Saturday, 3 March 2007
MARCELO KRASILCIC'S CUSHION/PILLOWS IN PURPLE MAGAZINE
Long-time Purple collaborator, Brazilian photographer Marcleo Krasilcis is, at home, a sculptor, who combines comfort and interior design in a new mobile art form.
Purple Fashion Magazine Summer 2007
In Marcelo’s loft in China Town in New York, there is a sofa and a light blue carpet and a white wooden floor with the paint scraping out, there is also a column and great old iron walls with an early XX century design. If you are familiar with Marcelo’s work, I guess you’ve seen some of these elements in his photos.

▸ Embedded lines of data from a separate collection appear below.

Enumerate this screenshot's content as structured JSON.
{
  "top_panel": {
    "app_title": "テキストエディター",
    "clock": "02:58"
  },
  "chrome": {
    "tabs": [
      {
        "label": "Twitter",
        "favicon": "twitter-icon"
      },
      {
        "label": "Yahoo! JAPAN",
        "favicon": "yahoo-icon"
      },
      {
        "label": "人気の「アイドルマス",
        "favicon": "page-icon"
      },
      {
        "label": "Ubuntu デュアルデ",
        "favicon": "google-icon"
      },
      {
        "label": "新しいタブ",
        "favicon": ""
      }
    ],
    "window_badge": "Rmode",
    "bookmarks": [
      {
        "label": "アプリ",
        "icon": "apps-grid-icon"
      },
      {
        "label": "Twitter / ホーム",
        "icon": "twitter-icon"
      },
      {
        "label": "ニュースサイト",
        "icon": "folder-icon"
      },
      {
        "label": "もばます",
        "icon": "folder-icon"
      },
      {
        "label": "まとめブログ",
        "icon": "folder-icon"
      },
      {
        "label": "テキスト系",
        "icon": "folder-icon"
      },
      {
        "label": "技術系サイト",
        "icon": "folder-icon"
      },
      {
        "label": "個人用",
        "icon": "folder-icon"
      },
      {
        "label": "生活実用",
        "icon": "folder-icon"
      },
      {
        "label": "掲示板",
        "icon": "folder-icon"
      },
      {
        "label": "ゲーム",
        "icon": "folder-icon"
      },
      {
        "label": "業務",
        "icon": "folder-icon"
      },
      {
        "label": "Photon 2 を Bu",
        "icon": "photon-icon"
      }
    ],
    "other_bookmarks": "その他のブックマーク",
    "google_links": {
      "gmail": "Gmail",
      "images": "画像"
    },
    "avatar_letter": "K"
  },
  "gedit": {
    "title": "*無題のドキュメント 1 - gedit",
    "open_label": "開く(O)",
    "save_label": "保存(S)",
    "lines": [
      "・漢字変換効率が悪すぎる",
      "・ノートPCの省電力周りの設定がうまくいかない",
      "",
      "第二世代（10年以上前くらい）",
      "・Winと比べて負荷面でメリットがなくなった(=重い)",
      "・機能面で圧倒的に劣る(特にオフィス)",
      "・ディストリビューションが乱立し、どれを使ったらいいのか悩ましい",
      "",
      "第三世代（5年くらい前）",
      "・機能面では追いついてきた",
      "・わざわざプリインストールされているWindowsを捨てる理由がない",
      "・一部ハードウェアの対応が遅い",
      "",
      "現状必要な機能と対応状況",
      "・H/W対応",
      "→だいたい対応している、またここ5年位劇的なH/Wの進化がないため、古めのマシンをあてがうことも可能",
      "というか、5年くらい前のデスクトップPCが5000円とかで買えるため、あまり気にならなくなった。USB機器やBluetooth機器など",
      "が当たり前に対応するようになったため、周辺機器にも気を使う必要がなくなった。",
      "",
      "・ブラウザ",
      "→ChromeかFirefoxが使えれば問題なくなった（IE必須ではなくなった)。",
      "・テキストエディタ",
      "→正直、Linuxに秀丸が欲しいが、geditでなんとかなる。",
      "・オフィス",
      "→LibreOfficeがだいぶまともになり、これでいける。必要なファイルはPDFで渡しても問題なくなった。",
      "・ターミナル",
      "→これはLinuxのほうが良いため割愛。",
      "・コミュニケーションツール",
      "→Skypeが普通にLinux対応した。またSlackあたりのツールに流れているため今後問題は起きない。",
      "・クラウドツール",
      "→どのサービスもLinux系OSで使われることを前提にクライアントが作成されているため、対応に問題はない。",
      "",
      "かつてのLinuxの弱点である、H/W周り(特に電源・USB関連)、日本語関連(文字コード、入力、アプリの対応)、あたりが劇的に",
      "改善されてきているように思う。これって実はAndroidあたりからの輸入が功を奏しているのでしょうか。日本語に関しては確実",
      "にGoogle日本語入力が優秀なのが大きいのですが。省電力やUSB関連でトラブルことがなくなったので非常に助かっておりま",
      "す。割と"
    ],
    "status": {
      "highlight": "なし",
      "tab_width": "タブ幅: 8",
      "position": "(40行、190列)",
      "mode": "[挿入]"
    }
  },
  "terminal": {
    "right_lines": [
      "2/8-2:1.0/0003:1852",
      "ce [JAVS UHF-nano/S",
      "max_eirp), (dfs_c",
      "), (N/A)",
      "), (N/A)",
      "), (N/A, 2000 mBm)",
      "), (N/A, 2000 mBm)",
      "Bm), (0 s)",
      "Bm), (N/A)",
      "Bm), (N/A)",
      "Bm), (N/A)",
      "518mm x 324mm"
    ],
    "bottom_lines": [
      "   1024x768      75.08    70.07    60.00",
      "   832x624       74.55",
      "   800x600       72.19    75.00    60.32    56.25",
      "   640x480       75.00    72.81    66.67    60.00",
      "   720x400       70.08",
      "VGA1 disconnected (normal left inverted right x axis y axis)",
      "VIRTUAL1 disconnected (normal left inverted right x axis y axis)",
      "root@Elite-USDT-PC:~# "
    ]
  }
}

Most of them participate in the photos as a background, with a silent presence almost as important to the naked bodies he shoots. Next to Marcelo’s sofa, there is a pile of cushions covered with a orange-brown zigzag seventies’ style fabric. In different occasions I’ve been to Marcelo’s house, the cushions have had different uses. In parties and screenings they serve as cushions where people can sit on the floor, sometimes when I’ve been drunk and stayed over I’ve made a bed with them and slept over them, I haven’t had sex in them yet, but I guess if they could speak they could tell great stories. The cushions are sometimes just piled to the side, as a tower or column, with one of Marcelo’s cat’s Rio or Rey on top of them. Over the last year Marcelo has been conducting a series of social experiments with the cushions which he calls pillows. “A pillow is a cushion without a sofa” he says. For it, he has invited friends to use the “pillows” in the way they think is more appropriate. The results range from the friendly, to the religious, to the sexual, becoming a users manual for the pillow/cushions: Brian covered with the pillows in a way it reminds of a crucified Christ, Renata giving birth to a pillow, JJ taking a pillows for a walk or then using a pile of pillow to have the right height to get a blow job, or a modernist house for the cats. I guess that liberating the cushions from the structure of the sofa, gives them a new freedom, from new sitting arrangements to sculptural forms to social and sexual uses. The cushion-pillows have also a family history within them, Marcelo’s mother used to be an interior designer in Sao Paulo, while his grandparents were furniture designers. Marcelo is now continuing the tradition, creating new editions of pillow-sculptures which can be covered with different fabrics, some vintage, some made by his friend Favio in Sao Paulo. The cushion-pillows can then be used by the new owners as social sculptures or ever changing sofas or playthings, with the users manual just giving some possible ideas of the possible situations to be experienced in them.